The countenance of Milady was illumined by so savage a joy that under any other circumstances Mme. Bonacieux would have fled in terror; but she was absorbed by jealousy.
"Speak, madame!" resumed Mme. Bonacieux, with an energy of which she might not have been believed capable. "Have you been, or are you, his mistress?"
"Oh, no!" cried Milady, with an accent that admitted no doubt of her truth. "Never, never!"
"I believe you," said Mme. Bonacieux; "but why, then, did you cry out so?"
"Do you not understand?" said Milady, who had already overcome her agitation and recovered all her presence of mind.
"How can I understand? I know nothing."
"Can you not understand that Monsieur d'Artagnan, being my friend, might take me into his confidence?"
"Do you not perceive that I know all — your abduction from the little house at St. Germain, his despair, that of his friends, and their useless inquiries up to this moment? How could I help being astonished when, without having the least expectation of such a thing, I meet you face to face — you, of whom we have so often spoken together, you whom he loves with all his soul, you whom he had taught me to love before I had seen you! Ah, dear Constance, I have found you, then; I see you at last!"
And Milady stretched out her arms to Mme. Bonacieux, who, convinced by what she had just said, saw nothing in this woman whom an instant before she had believed her rival but a sincere and devoted friend.
"Oh, pardon me, pardon me!" cried she, sinking upon the shoulders of Milady. "Pardon me, I love him so much!"
These two women held each other for an instant in a close embrace. Certainly, if Milady's strength had been equal to her hatred, Mme. Bonacieux would never have left that embrace alive. But not being able to stifle her, she smiled upon her.
"Oh, you beautiful, good little creature!" said Milady. "How delighted I am to have found you!
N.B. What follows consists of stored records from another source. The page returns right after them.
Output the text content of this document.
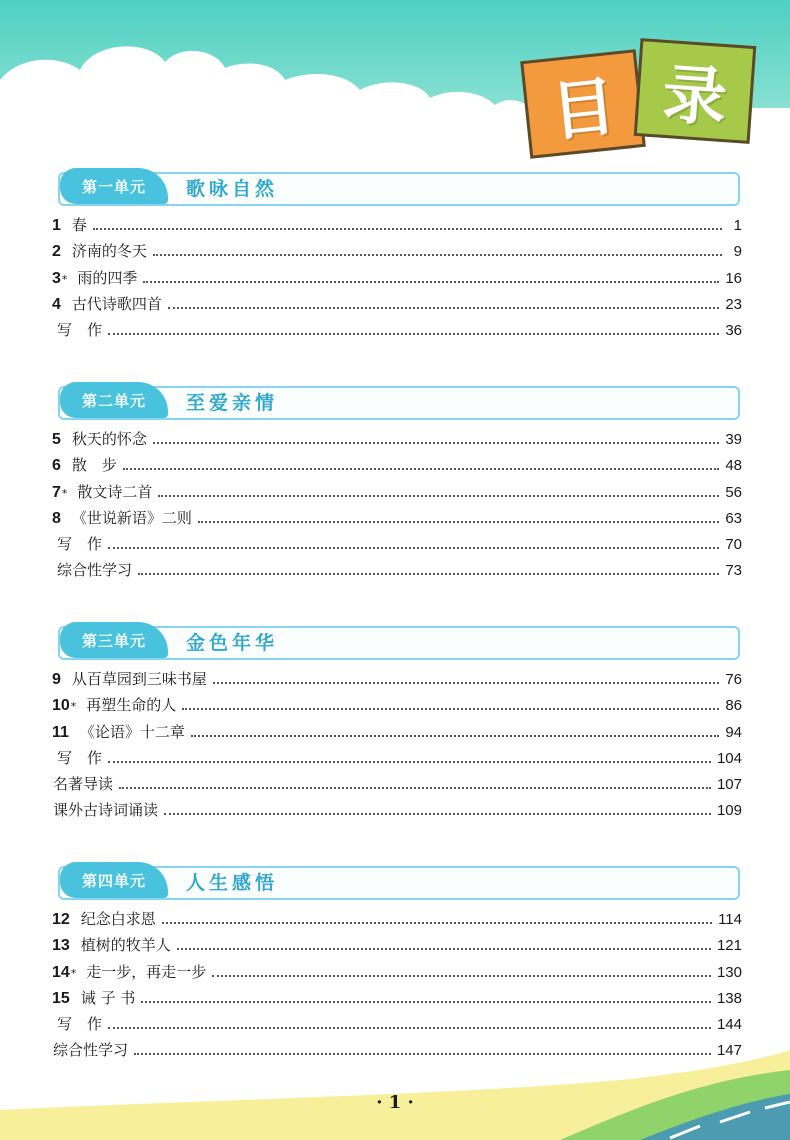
目 录
第一单元	歌咏自然
1 春	1
2 济南的冬天	9
3 * 雨的四季	16
4 古代诗歌四首	23
写　作	36
第二单元	至爱亲情
5 秋天的怀念	39
6 散　步	48
7 * 散文诗二首	56
8 《世说新语》二则	63
写　作	70
综合性学习	73
第三单元	金色年华
9 从百草园到三味书屋	76
10 * 再塑生命的人	86
11 《论语》十二章	94
写　作	104
名著导读	107
课外古诗词诵读	109
第四单元	人生感悟
12 纪念白求恩	114
13 植树的牧羊人	121
14 * 走一步，再走一步	130
15 诫 子 书	138
写　作	144
综合性学习	147
· 1 ·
Let me look at you!" and while saying these words, she absolutely devoured her by her looks. "Oh, yes it is you indeed! From what he has told me, I know you now. I recognize you perfectly."
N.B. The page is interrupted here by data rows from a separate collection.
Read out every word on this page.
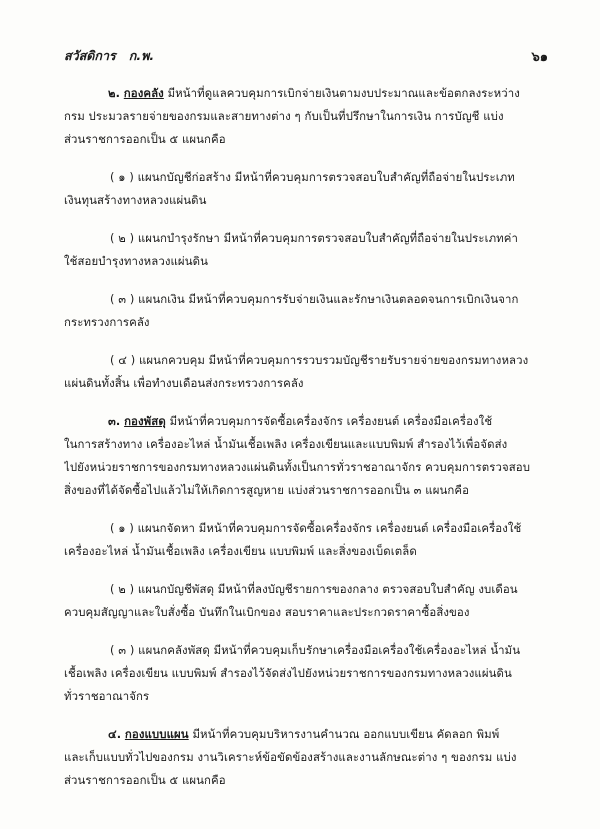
สวัสดิการ ก.พ.	๖๑
๒. กองคลัง มีหน้าที่ดูแลควบคุมการเบิกจ่ายเงินตามงบประมาณและข้อตกลงระหว่าง
กรม ประมวลรายจ่ายของกรมและสายทางต่าง ๆ กับเป็นที่ปรึกษาในการเงิน การบัญชี แบ่ง
ส่วนราชการออกเป็น ๕ แผนกคือ
( ๑ ) แผนกบัญชีก่อสร้าง มีหน้าที่ควบคุมการตรวจสอบใบสำคัญที่ถือจ่ายในประเภท
เงินทุนสร้างทางหลวงแผ่นดิน
( ๒ ) แผนกบำรุงรักษา มีหน้าที่ควบคุมการตรวจสอบใบสำคัญที่ถือจ่ายในประเภทค่า
ใช้สอยบำรุงทางหลวงแผ่นดิน
( ๓ ) แผนกเงิน มีหน้าที่ควบคุมการรับจ่ายเงินและรักษาเงินตลอดจนการเบิกเงินจาก
กระทรวงการคลัง
( ๔ ) แผนกควบคุม มีหน้าที่ควบคุมการรวบรวมบัญชีรายรับรายจ่ายของกรมทางหลวง
แผ่นดินทั้งสิ้น เพื่อทำงบเดือนส่งกระทรวงการคลัง
๓. กองพัสดุ มีหน้าที่ควบคุมการจัดซื้อเครื่องจักร เครื่องยนต์ เครื่องมือเครื่องใช้
ในการสร้างทาง เครื่องอะไหล่ น้ำมันเชื้อเพลิง เครื่องเขียนและแบบพิมพ์ สำรองไว้เพื่อจัดส่ง
ไปยังหน่วยราชการของกรมทางหลวงแผ่นดินทั้งเป็นการทั่วราชอาณาจักร ควบคุมการตรวจสอบ
สิ่งของที่ได้จัดซื้อไปแล้วไม่ให้เกิดการสูญหาย แบ่งส่วนราชการออกเป็น ๓ แผนกคือ
( ๑ ) แผนกจัดหา มีหน้าที่ควบคุมการจัดซื้อเครื่องจักร เครื่องยนต์ เครื่องมือเครื่องใช้
เครื่องอะไหล่ น้ำมันเชื้อเพลิง เครื่องเขียน แบบพิมพ์ และสิ่งของเบ็ดเตล็ด
( ๒ ) แผนกบัญชีพัสดุ มีหน้าที่ลงบัญชีรายการของกลาง ตรวจสอบใบสำคัญ งบเดือน
ควบคุมสัญญาและใบสั่งซื้อ บันทึกในเบิกของ สอบราคาและประกวดราคาซื้อสิ่งของ
( ๓ ) แผนกคลังพัสดุ มีหน้าที่ควบคุมเก็บรักษาเครื่องมือเครื่องใช้เครื่องอะไหล่ น้ำมัน
เชื้อเพลิง เครื่องเขียน แบบพิมพ์ สำรองไว้จัดส่งไปยังหน่วยราชการของกรมทางหลวงแผ่นดิน
ทั่วราชอาณาจักร
๔. กองแบบแผน มีหน้าที่ควบคุมบริหารงานคำนวณ ออกแบบเขียน คัดลอก พิมพ์
และเก็บแบบทั่วไปของกรม งานวิเคราะห์ข้อขัดข้องสร้างและงานลักษณะต่าง ๆ ของกรม แบ่ง
ส่วนราชการออกเป็น ๕ แผนกคือ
The poor young woman could not possibly suspect what frightful cruelty was behind the rampart of that pure brow, behind those brilliant eyes in which she read nothing but interest and compassion.
"Then you know what I have suffered," said Mme. Bonacieux, "since he has told you what he has suffered; but to suffer for him is happiness."
Milady replied mechanically, "Yes, that is happiness." She was thinking of something else.
"And then," continued Mme. Bonacieux, "my punishment is drawing to a close. Tomorrow, this evening, perhaps, I shall see him again; and then the past will no longer exist."
"This evening?" asked Milady, roused from her reverie by these words. "What do you mean? Do you expect news from him?"
"I expect himself."
"Himself? D'Artagnan here?"
"But that's impossible! He is at the siege of La Rochelle with the cardinal. He will not return till after the taking of the city."
"Ah, you fancy so! But is there anything impossible for my d'Artagnan, the noble and loyal gentleman?"
"Oh, I cannot believe you!"
"Well, read, then!" said the unhappy young woman, in the excess of her pride and joy, presenting a letter to Milady.
"The writing of Madame de Chevreuse!" said Milady to herself. "Ah, I always thought there was some secret understanding in that quarter!" And she greedily read the following few lines:
My Dear Child, Hold yourself ready. OUR FRIEND will see you soon, and he will only see you to release you from that imprisonment in which your safety required you should be concealed. Prepare, then, for your departure, and never despair of us.
Our charming Gascon has just proved himself as brave and faithful as ever. Tell him that certain parties are grateful for the warning he has given.